The Critical path would be the longest/ slowest path from the input to the output. In the 4-bit ripple carry adder under consideration, looking at the circuit topology, we can estimate that the critical path would involve carry propagation (the ripple effect) in the first 3 blocks, followed by Sum and generation in the 4th block.

           

To test this, we could easily use a shorter version of the test sequence given in the problem statement. The idea is to try to generate a Cout of 1 and then vary the clock frequency and check for deformities in the Cout signal.
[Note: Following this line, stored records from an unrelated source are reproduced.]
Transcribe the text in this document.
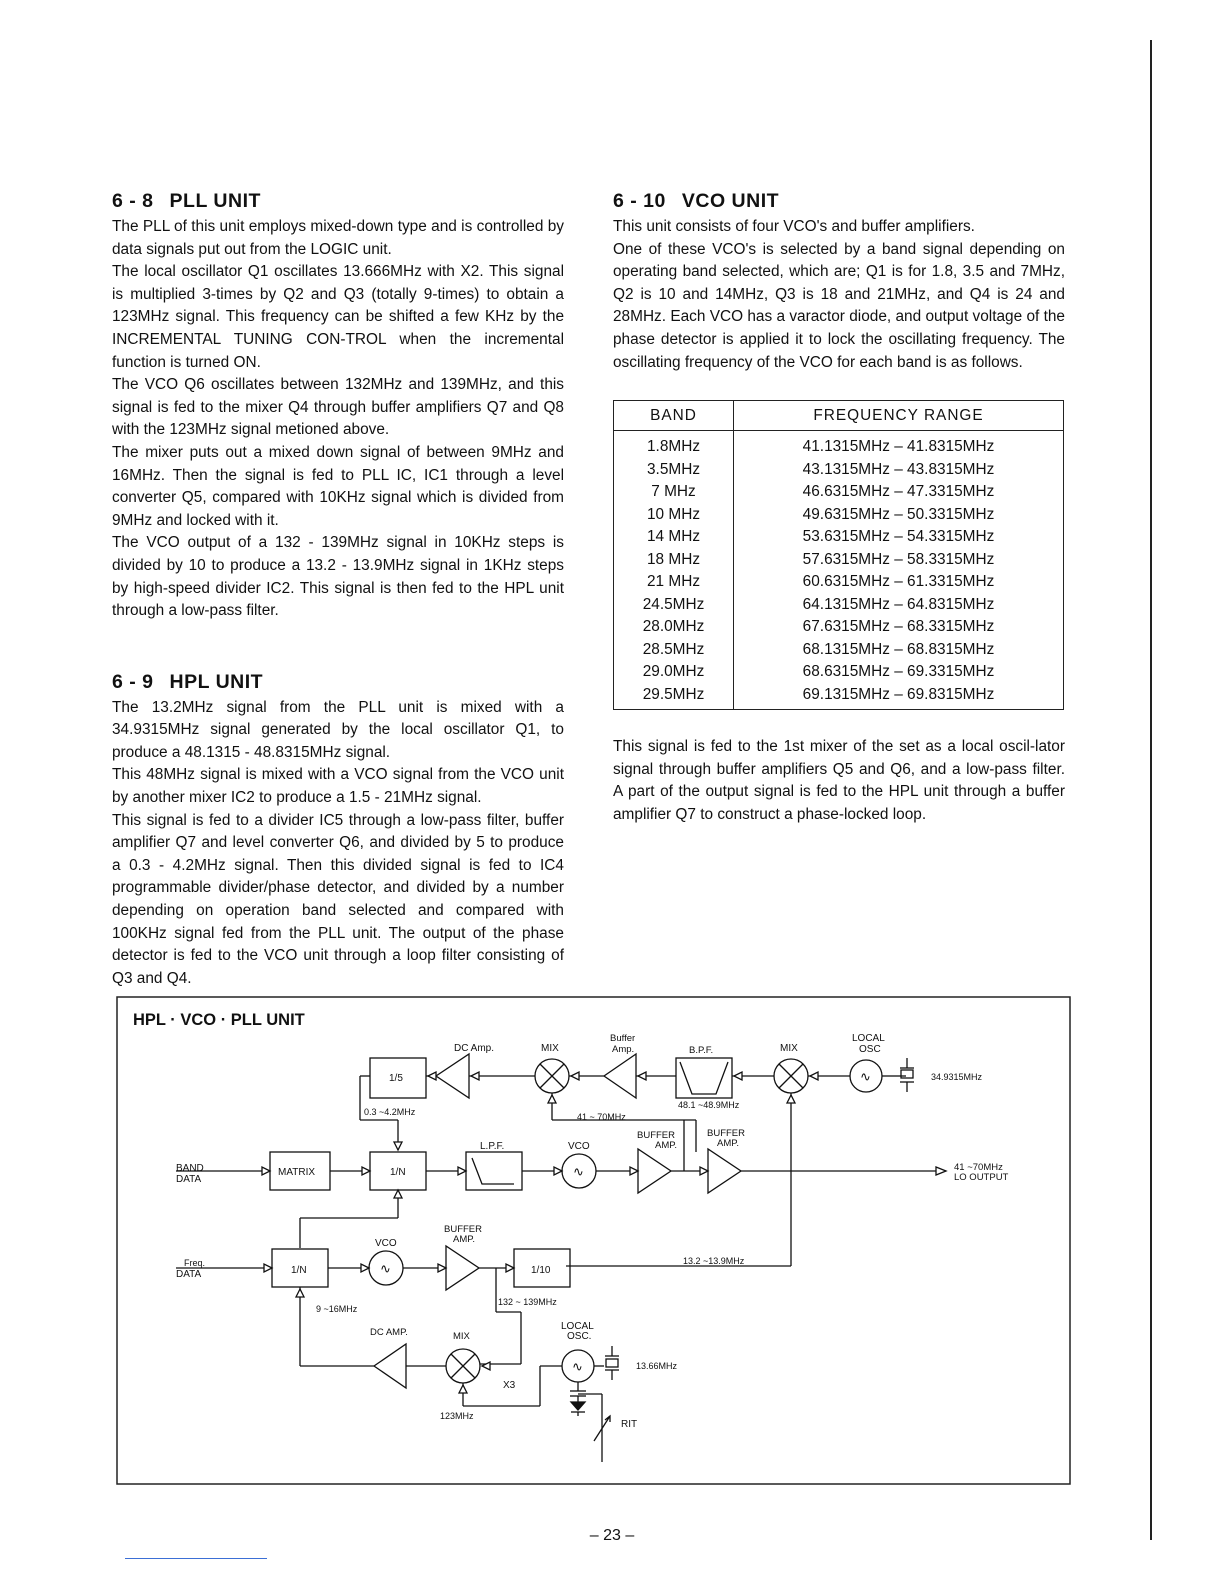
6 - 8 PLL UNIT

The PLL of this unit employs mixed-down type and is controlled by data signals put out from the LOGIC unit.

The local oscillator Q1 oscillates 13.666MHz with X2. This signal is multiplied 3-times by Q2 and Q3 (totally 9-times) to obtain a 123MHz signal. This frequency can be shifted a few KHz by the INCREMENTAL TUNING CON-TROL when the incremental function is turned ON.

The VCO Q6 oscillates between 132MHz and 139MHz, and this signal is fed to the mixer Q4 through buffer amplifiers Q7 and Q8 with the 123MHz signal metioned above.

The mixer puts out a mixed down signal of between 9MHz and 16MHz. Then the signal is fed to PLL IC, IC1 through a level converter Q5, compared with 10KHz signal which is divided from 9MHz and locked with it.

The VCO output of a 132 - 139MHz signal in 10KHz steps is divided by 10 to produce a 13.2 - 13.9MHz signal in 1KHz steps by high-speed divider IC2. This signal is then fed to the HPL unit through a low-pass filter.

6 - 9 HPL UNIT

The 13.2MHz signal from the PLL unit is mixed with a 34.9315MHz signal generated by the local oscillator Q1, to produce a 48.1315 - 48.8315MHz signal.

This 48MHz signal is mixed with a VCO signal from the VCO unit by another mixer IC2 to produce a 1.5 - 21MHz signal.

This signal is fed to a divider IC5 through a low-pass filter, buffer amplifier Q7 and level converter Q6, and divided by 5 to produce a 0.3 - 4.2MHz signal. Then this divided signal is fed to IC4 programmable divider/phase detector, and divided by a number depending on operation band selected and compared with 100KHz signal fed from the PLL unit. The output of the phase detector is fed to the VCO unit through a loop filter consisting of Q3 and Q4.

6 - 10 VCO UNIT

This unit consists of four VCO's and buffer amplifiers.

One of these VCO's is selected by a band signal depending on operating band selected, which are; Q1 is for 1.8, 3.5 and 7MHz, Q2 is 10 and 14MHz, Q3 is 18 and 21MHz, and Q4 is 24 and 28MHz. Each VCO has a varactor diode, and output voltage of the phase detector is applied it to lock the oscillating frequency. The oscillating frequency of the VCO for each band is as follows.

BAND	FREQUENCY RANGE
1.8MHz	41.1315MHz – 41.8315MHz
3.5MHz	43.1315MHz – 43.8315MHz
7 MHz	46.6315MHz – 47.3315MHz
10 MHz	49.6315MHz – 50.3315MHz
14 MHz	53.6315MHz – 54.3315MHz
18 MHz	57.6315MHz – 58.3315MHz
21 MHz	60.6315MHz – 61.3315MHz
24.5MHz	64.1315MHz – 64.8315MHz
28.0MHz	67.6315MHz – 68.3315MHz
28.5MHz	68.1315MHz – 68.8315MHz
29.0MHz	68.6315MHz – 69.3315MHz
29.5MHz	69.1315MHz – 69.8315MHz

This signal is fed to the 1st mixer of the set as a local oscil-lator signal through buffer amplifiers Q5 and Q6, and a low-pass filter. A part of the output signal is fed to the HPL unit through a buffer amplifier Q7 to construct a phase-locked loop.

HPL · VCO · PLL UNIT
DC Amp.	MIX
Buffer
Amp.	B.P.F.	MIX
LOCAL
OSC
34.9315MHz
1/5
0.3 ~4.2MHz
48.1 ~48.9MHz
41 ~ 70MHz
BUFFER
AMP.
BUFFER
AMP.
L.P.F.	VCO
BAND
DATA
MATRIX	1/N	41 ~70MHz
LO OUTPUT
BUFFER
AMP.
VCO
Freq.
DATA	1/N	1/10
13.2 ~13.9MHz
132 ~ 139MHz
9 ~16MHz
DC AMP.	MIX
LOCAL
OSC.
13.66MHz
X3
123MHz
RIT
∿
∿
∿
∿
– 23 –
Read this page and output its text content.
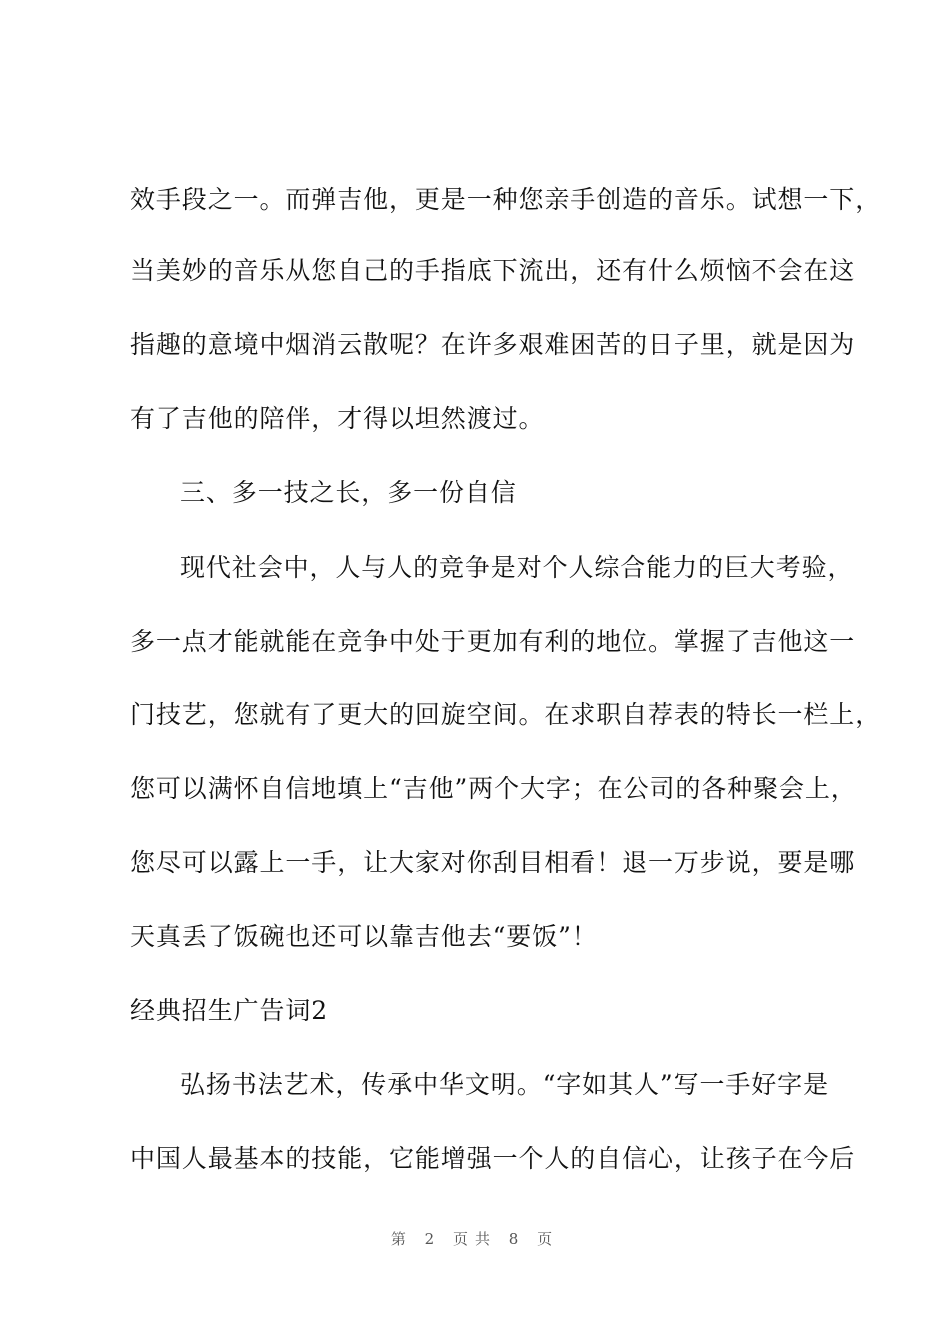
效手段之一。而弹吉他，更是一种您亲手创造的音乐。试想一下，
当美妙的音乐从您自己的手指底下流出，还有什么烦恼不会在这
指趣的意境中烟消云散呢？在许多艰难困苦的日子里，就是因为
有了吉他的陪伴，才得以坦然渡过。
三、多一技之长，多一份自信
现代社会中，人与人的竞争是对个人综合能力的巨大考验，
多一点才能就能在竞争中处于更加有利的地位。掌握了吉他这一
门技艺，您就有了更大的回旋空间。在求职自荐表的特长一栏上，
您可以满怀自信地填上“吉他”两个大字；在公司的各种聚会上，
您尽可以露上一手，让大家对你刮目相看！退一万步说，要是哪
天真丢了饭碗也还可以靠吉他去“要饭”！
经典招生广告词2
弘扬书法艺术，传承中华文明。“字如其人”写一手好字是
中国人最基本的技能，它能增强一个人的自信心，让孩子在今后
第 2 页共 8 页
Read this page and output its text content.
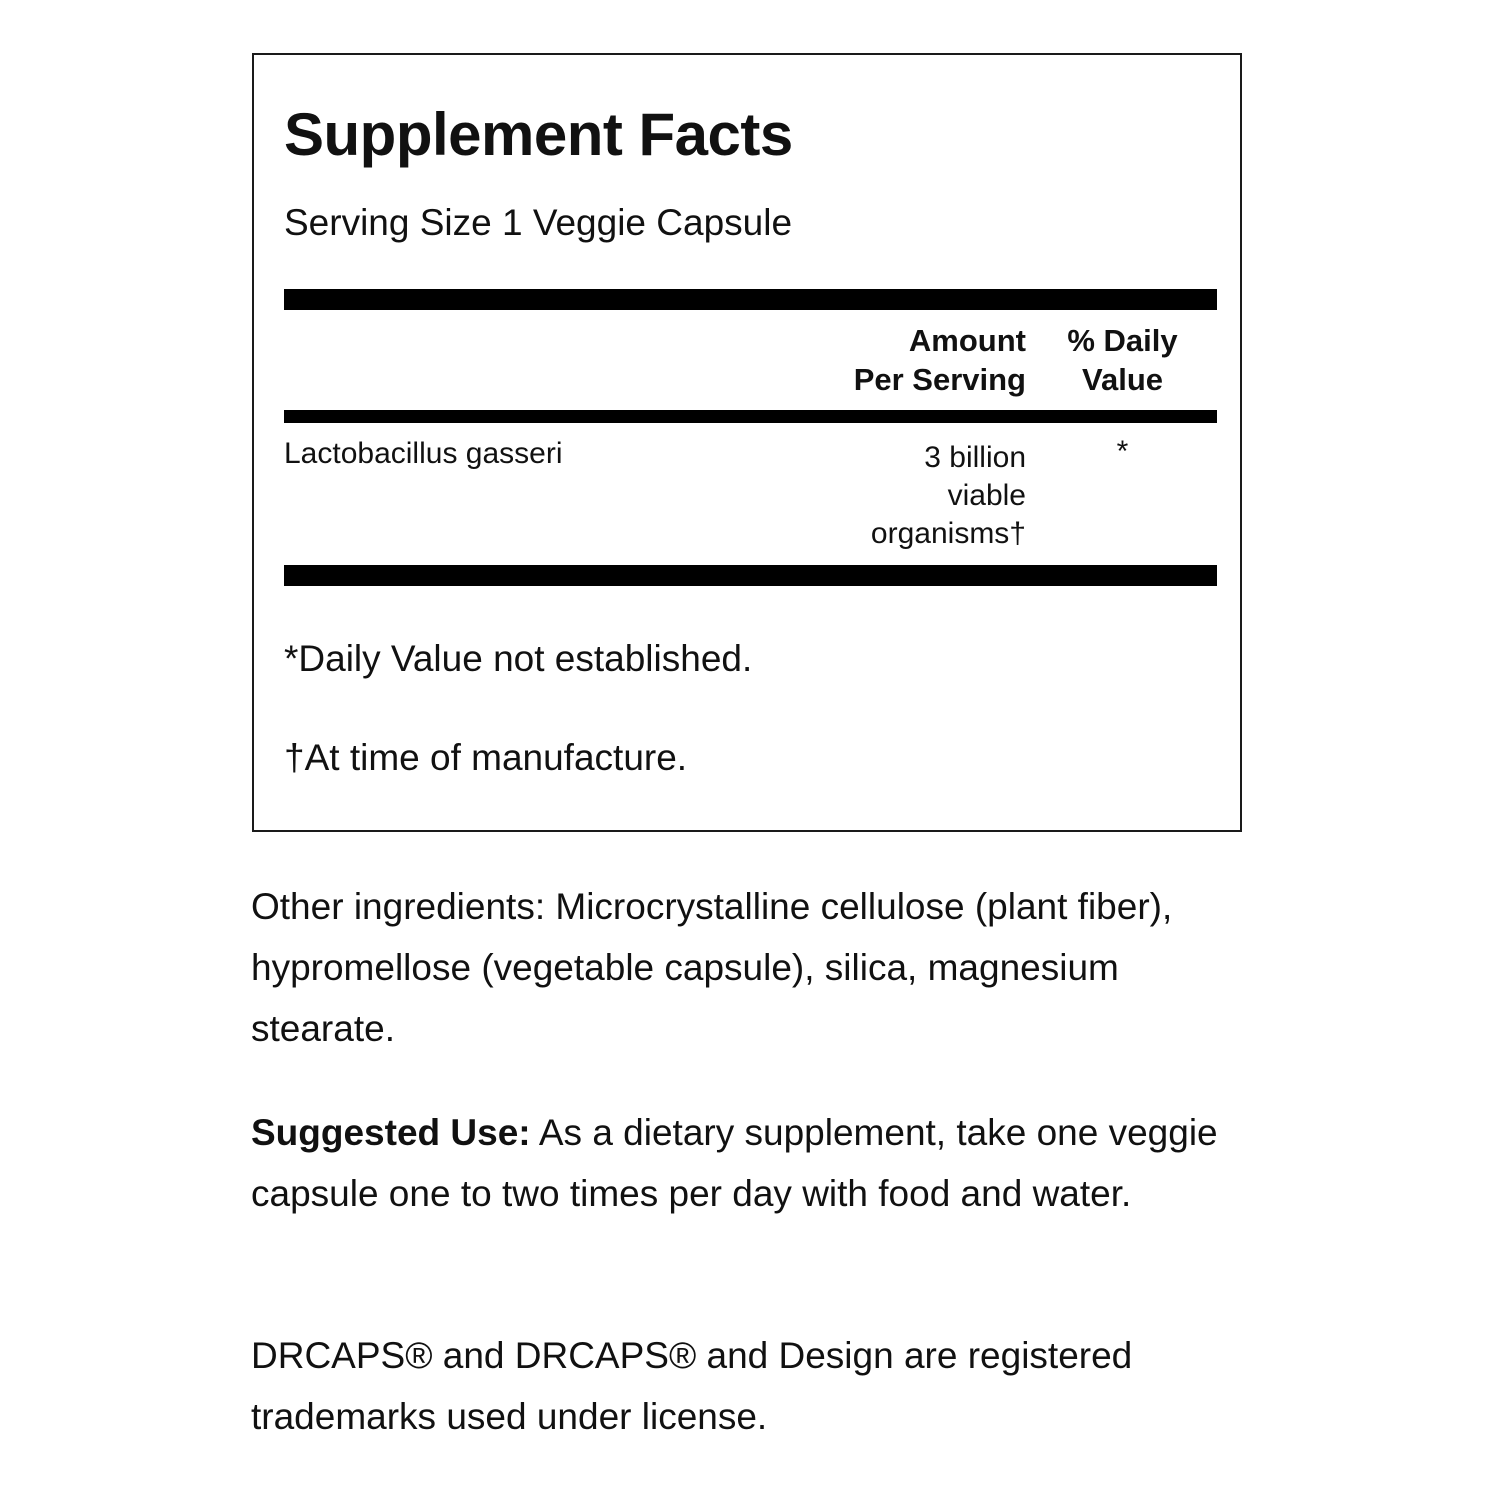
Supplement Facts
Serving Size 1 Veggie Capsule
Amount
Per Serving
% Daily
Value
Lactobacillus gasseri	3 billion
viable
organisms†
*
*Daily Value not established.
†At time of manufacture.

Other ingredients: Microcrystalline cellulose (plant fiber), hypromellose (vegetable capsule), silica, magnesium stearate.

Suggested Use: As a dietary supplement, take one veggie capsule one to two times per day with food and water.

DRCAPS® and DRCAPS® and Design are registered trademarks used under license.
By deformities, we mean the Cout signal does not reach the expected 2.5V value and is clipped.

 

The test sequence is described below.

 

Normal operation:

 

 

 

 

 

 At 500 MHz, output is distorted at Cout does not register the required 1, leading to erroneous result

 

 

 

 

 

 

Correct frequency of operation of circuit approx 450 MHz, based on simulations.

 

 

 

 

 

 

POST: A table of the setup times and an image of the simulator output with the setup times annotated.

 

 

Setup time estimation:

 

Since there is a flip-flop in each bit slice that samples Sum on the positive edge of the clock (phi), there would be set-up time requirements on the individual inputs A0, A1, A2, A3 and Cin that must be met in order for the system to function correctly.

 

Definition: Setup time is defined as the time that the data must arrive before the clock edge (in this case the rising edge), in order for it to be sampled correctly.

 

We evaluate the setup times by trial and error as shown below.

 

Each bit slice is identical and hence the setup-times of A0, A1, A2 and A3 would be the same. The small variation in their individual setup times due to the clock signal propagation delay /skew from one end to the other of the layout can be ignored given the fact that we are trying to obtain a first order estimate of the various delays and times via simulation. Hence we determine the setup time of one of the blocks say A0 and that of Cin

 

To determine the setup time, the algorithm is as shown below.

 

We need to sample a Q = 1 through the flip-flop, which means we should have a Sum = 1

 

Now Sum = A+Q+Cin

 

Setup time of A is obtained by setting A=1, Q=Cin= 0

Setup time of Cin is obtained by setting Cin=1, A=Q=0

 

Setup time of A0 = 400ps

 

 

 

 

In the above figure, Sum S0 is sampled by the flip-flop and passed on to Q0

 

 

Setup time violation on A results in data not being sampled (below)

 

 

 

 

Setup time analysis of Cin

 

Setup time was found to be 300ps

 

 

 

 

Setup time violation (on Cin) example.

 

 

 

 

 

Node

Setup Time

A0

400 ps

A1

400 ps

A2

400 ps

A3

400 ps

Cin

300 ps

 

 

POST: A table of the propagation delays, a description of how you chose your test sequences and an image of the simulator output with the propagation delays annotated.

 

 

Propagation delay estimation:

 

Propagation delay is defined as the time it takes for a signal to propagate from one end to the other end of the circuit. It may also be defined as the time it takes for the outputs to change with respect to the input. The worst case propagation delay is obtained using the critical path of the circuit.

 

The test sequence is explained below

 

 

1)      Reset the circuit (Sets all Q’s to 0)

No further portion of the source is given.